Понятно, что Тургенев не мог не досадовать на такое обращение с ним. Но, вероятно, он умел бы и дольше скрывать от меня свое неудовольствие на Добролюбова, если б оно не усилилось в последние дни до положительной ненависти по поводу статьи Добролюбова о его романе «Накануне». Тургенев нашел эту статью Добролюбова обидной для себя: Добролюбов третирует его как писателя без таланта, какой был бы надобен для разработки темы романа, и без ясного понимания вещей. Я сказал Некрасову, что просматривал статью и не заметил в ней ничего такого. Некрасов отвечал, что если так, то я читал статью без внимания. <…>
Некрасов сказал мне, что Тургенев действительно прав, рассердившись на эту статью; она очень обидна для самолюбия автора, ожидавшего, что будет читать безусловный панегирик своему роману. <…>
Некрасов имел тогда еще очень большое расположение к Тургеневу, но в его рассказе не было ни малейшего порицания Добролюбову, он только смеялся над обманутыми надеждами Тургенева на панегирик роману; посмеялся и я.
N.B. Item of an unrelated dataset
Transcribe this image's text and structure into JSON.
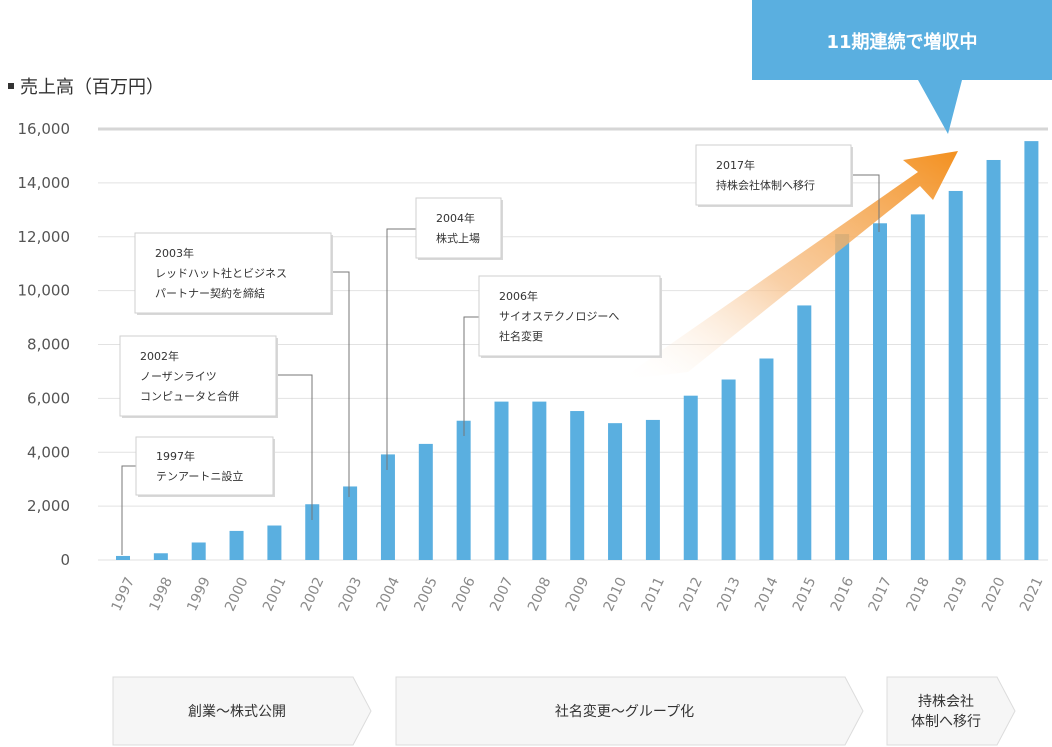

Увидевшись после того с Добролюбовым, я принялся убеждать его не держать себя так неразговорчиво с почтенным человеком, достоинства которого старался изобразить Добролюбову в самом привлекательном и достойном уважения виде; но мои доводы были отвергаемы Добролюбовым с непоколебимым равнодушием. По уверению Добролюбова, я говорил пустяки, о которых сам знаю, что они пустяки, потому что я думаю о Тургеневе точно так же, как он; Тургенев не может не быть скучен и неприятен и для меня.